Major changes in living arrangements ensued. We scattered, some of us returned and rebuilt. We stopped restricting ourselves so much, everything we’d tried to do, seemed pointless and for nothing. My home educated young people got into college and university, their first experience of mainstream education. I, at long last, got into art school in 2019, twenty-seven years after I first applied. We started being more part of the world. It felt good. Then, bam! 2020 hit and here we are, plunged into the very restrictions we had just freed ourselves from, that we were judged, by some, for wrongly inflicting on our children. Our education and social lives suddenly being severely restricted for the best part of a year (so far). Reliant on technology, electricity and Wi-Fi that we just don’t really have enough of, to sustain hours of online lectures and tutorials. My daughters acting course ending abruptly and prematurely, because, let’s face, it you can’t really do acting, or art school for that matter, online. And suddenly, now, “we’re all in this together”?! Ha! Ironic.

Ironic too, that though it seemed the long-awaited crisis, the sometimes-wished-for collapse-of-society-as-we-know-it, was never going to come. Just as we had given up – along it comes, under a guise we didn’t immediately recognise or expect. Not that I think that this really is IT, despite all the talk of Great Resets and the like. But maybe it is a test or a warning, as some think, if you believe in that sort of thing. And if that is indeed the case – then I don’t think we are doing very well at all.

I think closing schools and universities, any longer, particularly where hands on experience with specialist equipment is an essential part of the course, would be a travesty and despite being a home-educator, I think shutting children up in houses, in the winter, for unspecified periods of time, with worried, unhappy and unwilling parents who have not chosen to home-educate is a recipe for disaster. And I mean how is it decided that schools and universities will close but airports stay open??

I also think that continually making the arts the lowest priority is going to be massively damaging to everything and it’s high time they were recognised for the crucial role they play in any healthy society and supported in helping rebuild our severely traumatised country.

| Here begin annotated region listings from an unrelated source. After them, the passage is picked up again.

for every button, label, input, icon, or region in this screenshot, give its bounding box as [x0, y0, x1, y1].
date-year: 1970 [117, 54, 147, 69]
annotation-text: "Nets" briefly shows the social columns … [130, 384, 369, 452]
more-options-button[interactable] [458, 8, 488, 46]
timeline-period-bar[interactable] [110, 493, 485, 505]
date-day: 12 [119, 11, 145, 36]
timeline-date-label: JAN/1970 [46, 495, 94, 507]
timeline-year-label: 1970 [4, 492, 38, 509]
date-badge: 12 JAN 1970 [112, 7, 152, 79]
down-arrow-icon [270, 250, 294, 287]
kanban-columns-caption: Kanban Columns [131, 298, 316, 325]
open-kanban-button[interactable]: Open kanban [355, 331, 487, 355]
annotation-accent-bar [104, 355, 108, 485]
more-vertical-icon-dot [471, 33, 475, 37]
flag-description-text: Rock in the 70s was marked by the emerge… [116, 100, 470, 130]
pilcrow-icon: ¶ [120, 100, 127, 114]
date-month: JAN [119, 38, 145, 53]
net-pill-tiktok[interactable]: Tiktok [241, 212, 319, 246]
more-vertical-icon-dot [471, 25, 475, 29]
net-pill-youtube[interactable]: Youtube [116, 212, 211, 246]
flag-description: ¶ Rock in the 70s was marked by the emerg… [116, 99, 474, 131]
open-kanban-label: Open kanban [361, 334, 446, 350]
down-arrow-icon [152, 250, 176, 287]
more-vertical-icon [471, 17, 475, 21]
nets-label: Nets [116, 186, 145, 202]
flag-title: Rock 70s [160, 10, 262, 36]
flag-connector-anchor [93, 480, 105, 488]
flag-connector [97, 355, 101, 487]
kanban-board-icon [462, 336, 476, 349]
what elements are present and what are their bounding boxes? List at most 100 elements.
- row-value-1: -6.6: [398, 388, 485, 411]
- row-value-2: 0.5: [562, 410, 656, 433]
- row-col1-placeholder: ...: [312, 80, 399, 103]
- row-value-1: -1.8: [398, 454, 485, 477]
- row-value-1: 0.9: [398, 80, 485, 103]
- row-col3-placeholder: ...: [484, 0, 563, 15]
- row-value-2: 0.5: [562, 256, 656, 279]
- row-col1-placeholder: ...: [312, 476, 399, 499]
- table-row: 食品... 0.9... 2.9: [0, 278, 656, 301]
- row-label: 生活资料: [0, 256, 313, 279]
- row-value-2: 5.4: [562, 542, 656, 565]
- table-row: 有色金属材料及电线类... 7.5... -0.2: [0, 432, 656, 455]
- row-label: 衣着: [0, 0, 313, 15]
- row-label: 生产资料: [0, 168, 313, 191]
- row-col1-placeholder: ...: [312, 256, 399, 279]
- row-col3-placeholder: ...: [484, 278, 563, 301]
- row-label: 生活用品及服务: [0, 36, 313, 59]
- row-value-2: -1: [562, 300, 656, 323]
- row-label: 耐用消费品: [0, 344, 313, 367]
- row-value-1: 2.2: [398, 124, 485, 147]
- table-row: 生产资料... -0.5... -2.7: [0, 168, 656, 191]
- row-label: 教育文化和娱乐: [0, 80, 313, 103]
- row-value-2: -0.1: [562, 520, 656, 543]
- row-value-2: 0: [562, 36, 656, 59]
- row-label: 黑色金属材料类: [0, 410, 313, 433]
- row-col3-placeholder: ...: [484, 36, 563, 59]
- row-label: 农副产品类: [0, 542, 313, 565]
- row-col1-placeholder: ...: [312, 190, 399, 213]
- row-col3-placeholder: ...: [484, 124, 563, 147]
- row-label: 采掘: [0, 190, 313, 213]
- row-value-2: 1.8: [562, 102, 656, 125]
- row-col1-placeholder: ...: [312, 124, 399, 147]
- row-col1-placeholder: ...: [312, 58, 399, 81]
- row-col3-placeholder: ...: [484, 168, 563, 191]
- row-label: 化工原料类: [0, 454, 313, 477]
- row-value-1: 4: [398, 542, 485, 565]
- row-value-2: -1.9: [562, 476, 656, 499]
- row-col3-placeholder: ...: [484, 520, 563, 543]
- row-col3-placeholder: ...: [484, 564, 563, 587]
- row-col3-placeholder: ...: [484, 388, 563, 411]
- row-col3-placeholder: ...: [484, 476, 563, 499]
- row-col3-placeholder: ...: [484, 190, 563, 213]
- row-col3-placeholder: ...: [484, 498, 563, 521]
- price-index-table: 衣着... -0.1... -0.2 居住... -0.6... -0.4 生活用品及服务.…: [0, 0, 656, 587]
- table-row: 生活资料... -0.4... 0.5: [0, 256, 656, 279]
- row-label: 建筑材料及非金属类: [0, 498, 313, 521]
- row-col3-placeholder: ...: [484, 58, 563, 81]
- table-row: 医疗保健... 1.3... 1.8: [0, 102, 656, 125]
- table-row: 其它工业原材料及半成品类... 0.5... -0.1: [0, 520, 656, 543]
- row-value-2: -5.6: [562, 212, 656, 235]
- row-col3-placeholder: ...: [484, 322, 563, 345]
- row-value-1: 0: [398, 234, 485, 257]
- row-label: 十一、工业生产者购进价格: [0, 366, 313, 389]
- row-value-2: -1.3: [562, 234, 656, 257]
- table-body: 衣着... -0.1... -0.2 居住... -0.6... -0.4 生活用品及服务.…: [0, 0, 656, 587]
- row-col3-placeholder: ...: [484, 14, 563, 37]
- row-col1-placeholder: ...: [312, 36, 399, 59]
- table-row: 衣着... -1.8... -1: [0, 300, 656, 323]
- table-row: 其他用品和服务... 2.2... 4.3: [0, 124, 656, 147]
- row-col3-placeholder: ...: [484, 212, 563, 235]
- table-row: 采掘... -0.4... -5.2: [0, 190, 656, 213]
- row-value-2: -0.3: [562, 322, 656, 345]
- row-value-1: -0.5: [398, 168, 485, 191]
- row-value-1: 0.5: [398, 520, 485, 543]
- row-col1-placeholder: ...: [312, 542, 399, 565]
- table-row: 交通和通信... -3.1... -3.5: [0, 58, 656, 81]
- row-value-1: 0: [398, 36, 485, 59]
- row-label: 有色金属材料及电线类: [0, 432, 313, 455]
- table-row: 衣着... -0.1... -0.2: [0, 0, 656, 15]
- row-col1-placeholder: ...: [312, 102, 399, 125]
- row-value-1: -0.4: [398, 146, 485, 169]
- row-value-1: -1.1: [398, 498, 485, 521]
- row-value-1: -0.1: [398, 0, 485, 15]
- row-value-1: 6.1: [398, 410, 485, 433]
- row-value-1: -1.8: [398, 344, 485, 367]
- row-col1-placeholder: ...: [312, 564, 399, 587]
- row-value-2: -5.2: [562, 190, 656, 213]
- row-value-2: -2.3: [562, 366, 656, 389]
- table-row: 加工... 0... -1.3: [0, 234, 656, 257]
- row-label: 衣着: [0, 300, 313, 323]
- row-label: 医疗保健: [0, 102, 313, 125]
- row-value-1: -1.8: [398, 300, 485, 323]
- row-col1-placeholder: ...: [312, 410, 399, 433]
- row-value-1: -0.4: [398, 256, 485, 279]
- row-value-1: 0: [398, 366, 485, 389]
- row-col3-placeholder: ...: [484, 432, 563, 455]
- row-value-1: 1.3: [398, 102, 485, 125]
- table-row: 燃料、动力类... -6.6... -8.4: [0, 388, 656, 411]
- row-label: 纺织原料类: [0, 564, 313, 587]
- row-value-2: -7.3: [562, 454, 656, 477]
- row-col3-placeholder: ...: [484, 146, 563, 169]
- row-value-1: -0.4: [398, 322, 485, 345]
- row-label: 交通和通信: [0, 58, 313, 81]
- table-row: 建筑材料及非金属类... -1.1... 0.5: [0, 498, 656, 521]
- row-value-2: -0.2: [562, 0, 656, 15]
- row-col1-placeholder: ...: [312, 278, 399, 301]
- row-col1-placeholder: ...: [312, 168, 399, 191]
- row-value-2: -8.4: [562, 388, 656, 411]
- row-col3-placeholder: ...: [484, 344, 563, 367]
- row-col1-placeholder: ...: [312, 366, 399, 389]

But then I am an artist and an art student, so I would think this, and obviously my tiny family story is not the least bit relevant to anything in this huge mess we are all in (not together) and I am sure no one cares what I think anyway, whatever I am! 🙂

4 Comments

  1. ” I am sure no one cares what I think anyway, whatever I am! ” — I for one, care. This is a very well written post, and true to the bone. I feel for you and can identify with pretty much all the points you make. I haven’t home schooled and have always been in awe of parents who undertake this commitment – I wouldn’t know where to start, or how to go about it. Seeing that you successfully brought up your kids that way, – your way – , and turned them into resilient, aware and responsible young adults, I know who my hero is!

    1. Thank you very much for saying that Sonja, very nice to hear. I am sure you have done a great job with your son too. Not that any of our kids would agree with this probably! Love to you and yours x

  2. You’re won’t Rachel. I bet a lot of people will care and want your very valuable advice in life lessons. You put yourself out there with your brief biography and others would be very silly not to take notice. Your children and Chae must be very proud of how you achieved all of what you have said.